September 9, 2008 4:02 PM | Reply | Permalink
I'm waiting for the eruption - it should be monumental.
I've read that he picked her like that as an "in your face" to Rove, who was pressuring him to pick Romney.
You have to know he's fit to be tied!
September 9, 2008 4:09 PM | Reply | Permalink
still having link problem
September 9, 2008 4:12 PM | Reply | Permalink
THAT, is some whack info. Thanks!
Ought to really endear him to the moderates and independents, eh?
September 9, 2008 4:00 PM | Reply | Permalink
Cripes! Made it worse.
Perkins' demand.
McCain's compliance.
September 9, 2008 4:00 PM | Reply | Permalink
Are you using <a> instead of </a> to close your refs? If you're still having problems, try just posting the links without any html around them at all. E.g., http://www.example.com
September 9, 2008 4:08 PM | Reply | Permalink
Ben,
Yep. Using correct tags. It's what I do for a living.
Chalk it up to sausage fingers, typing too fast, no preview function, etc.
I personally blame Tony Perkins for raising my blood pressure, and McCain for folding like a cheap suit.
September 9, 2008 4:29 PM | Reply | Permalink
John McLame is nothing but a gigantic tool.
September 9, 2008 4:04 PM | Reply | Permalink
See also, NY Times article linked below: Virginia Republicans are trying to prevent college students from registering to vote by issuing spurious and incorrect warnings about the "consequences" of such registrations. (A college student's right to register where s/he attends school has been upheld by the US Supreme Court.)
http://www.nytimes.com/2008/09/08/education/08students.html?scp=1&sq=student%20voters&st=cse
September 9, 2008 4:20 PM | Reply | Permalink
The people in that state have been cheating in the voting process for years, mostly in the minority Democratic areas. Only jail time will even began to stop the election fraud in that state.

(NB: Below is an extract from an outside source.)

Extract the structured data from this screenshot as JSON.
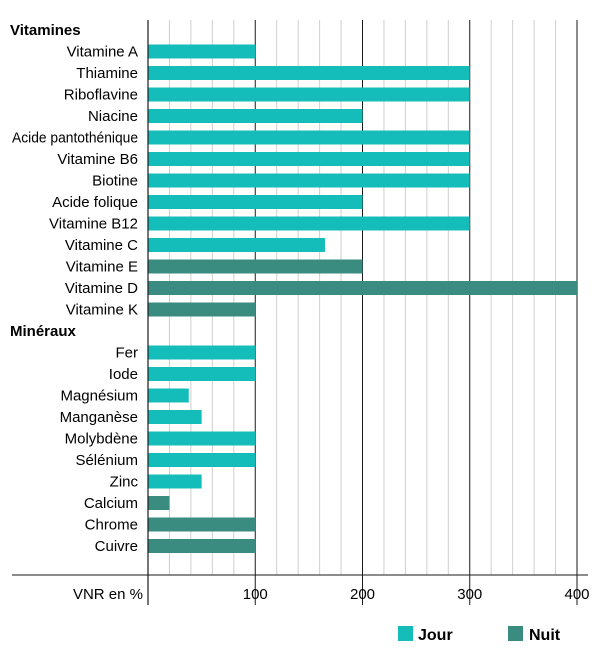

September 9, 2008 4:34 PM | Reply | Permalink
Gee! How shocking that the pack of criminals known as the Republican Party would try and rig an election!

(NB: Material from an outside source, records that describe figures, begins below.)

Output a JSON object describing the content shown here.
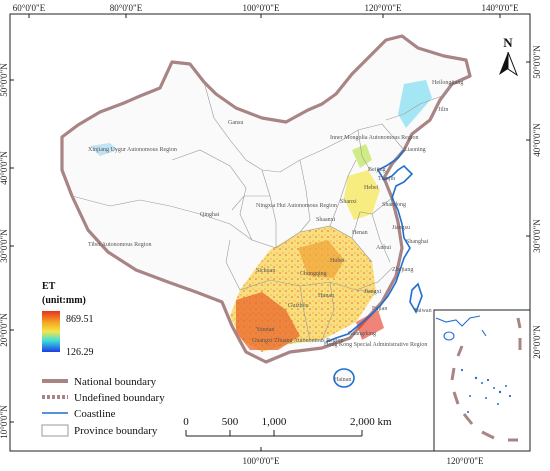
{
  "map": {
    "top_ticks": [
      "60°0'0\"E",
      "80°0'0\"E",
      "100°0'0\"E",
      "120°0'0\"E",
      "140°0'0\"E"
    ],
    "bottom_ticks": [
      "100°0'0\"E",
      "120°0'0\"E"
    ],
    "left_ticks": [
      "50°0'0\"N",
      "40°0'0\"N",
      "30°0'0\"N",
      "20°0'0\"N",
      "10°0'0\"N"
    ],
    "right_ticks": [
      "50°0'0\"N",
      "40°0'0\"N",
      "30°0'0\"N",
      "20°0'0\"N"
    ],
    "north_label": "N",
    "colors": {
      "national_boundary": "#a88484",
      "coastline": "#1f6fd0",
      "province_boundary": "#9a9a9a",
      "et_high": "#e8321e",
      "et_mid": "#f4e64a",
      "et_low": "#1b3ee6"
    },
    "provinces": [
      {
        "key": "xinjiang",
        "label": "Xinjiang Uygur Autonomous Region"
      },
      {
        "key": "tibet",
        "label": "Tibet Autonomous Region"
      },
      {
        "key": "qinghai",
        "label": "Qinghai"
      },
      {
        "key": "gansu",
        "label": "Gansu"
      },
      {
        "key": "inner_mongolia",
        "label": "Inner Mongolia Autonomous Region"
      },
      {
        "key": "heilongjiang",
        "label": "Heilongjiang"
      },
      {
        "key": "jilin",
        "label": "Jilin"
      },
      {
        "key": "liaoning",
        "label": "Liaoning"
      },
      {
        "key": "beijing",
        "label": "Beijing"
      },
      {
        "key": "tianjin",
        "label": "Tianjin"
      },
      {
        "key": "hebei",
        "label": "Hebei"
      },
      {
        "key": "shanxi",
        "label": "Shanxi"
      },
      {
        "key": "shandong",
        "label": "Shandong"
      },
      {
        "key": "ningxia",
        "label": "Ningxia Hui Autonomous Region"
      },
      {
        "key": "shaanxi",
        "label": "Shaanxi"
      },
      {
        "key": "henan",
        "label": "Henan"
      },
      {
        "key": "jiangsu",
        "label": "Jiangsu"
      },
      {
        "key": "shanghai",
        "label": "Shanghai"
      },
      {
        "key": "anhui",
        "label": "Anhui"
      },
      {
        "key": "hubei",
        "label": "Hubei"
      },
      {
        "key": "zhejiang",
        "label": "Zhejiang"
      },
      {
        "key": "sichuan",
        "label": "Sichuan"
      },
      {
        "key": "chongqing",
        "label": "Chongqing"
      },
      {
        "key": "jiangxi",
        "label": "Jiangxi"
      },
      {
        "key": "hunan",
        "label": "Hunan"
      },
      {
        "key": "guizhou",
        "label": "Guizhou"
      },
      {
        "key": "fujian",
        "label": "Fujian"
      },
      {
        "key": "taiwan",
        "label": "Taiwan"
      },
      {
        "key": "yunnan",
        "label": "Yunnan"
      },
      {
        "key": "guangxi",
        "label": "Guangxi Zhuang Autonomous Region"
      },
      {
        "key": "guangdong",
        "label": "Guangdong"
      },
      {
        "key": "hongkong_macao",
        "label": "Hong Kong Special Administrative Region"
      },
      {
        "key": "hainan",
        "label": "Hainan"
      }
    ]
  },
  "legend": {
    "title_line1": "ET",
    "title_line2": "(unit:mm)",
    "max_value": "869.51",
    "min_value": "126.29",
    "national_boundary": "National boundary",
    "undefined_boundary": "Undefined boundary",
    "coastline": "Coastline",
    "province_boundary": "Province boundary"
  },
  "scale_bar": {
    "labels": [
      "0",
      "500",
      "1,000",
      "2,000 km"
    ]
  }
}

I'm sure the Justice Department will get right on it.
September 9, 2008 4:45 PM | Reply | Permalink
After 8 years of the Bush/Cheney gang, the Republican corruption and hypocrisy, the Republicans know they can't win many elections this time around unless they steal them.
Be on your guard.
September 9, 2008 5:32 PM | Reply | Permalink
Corrupt Republicans? In the South?! No way!
September 9, 2008 6:05 PM | Reply | Permalink
Speaking as an outside observer, this is the one part of your electoral system that spins me out.
September 9, 2008 8:39 PM | Reply | Permalink
Speaking as an outside observer, this is the one part of your electoral system that spins me out.
Utterly insane! How do you guys manage with partisan electoral commissions?
Perhaps an independent controlling the election might be something to try before criminal sanctions, eh :)
September 9, 2008 8:39 PM | Reply | Permalink
How do you guys manage with partisan electoral commissions?
What's the alternative? How would you rid our electoral commissions of partisanship?
And not just overt partisanship - I mean all partisanship.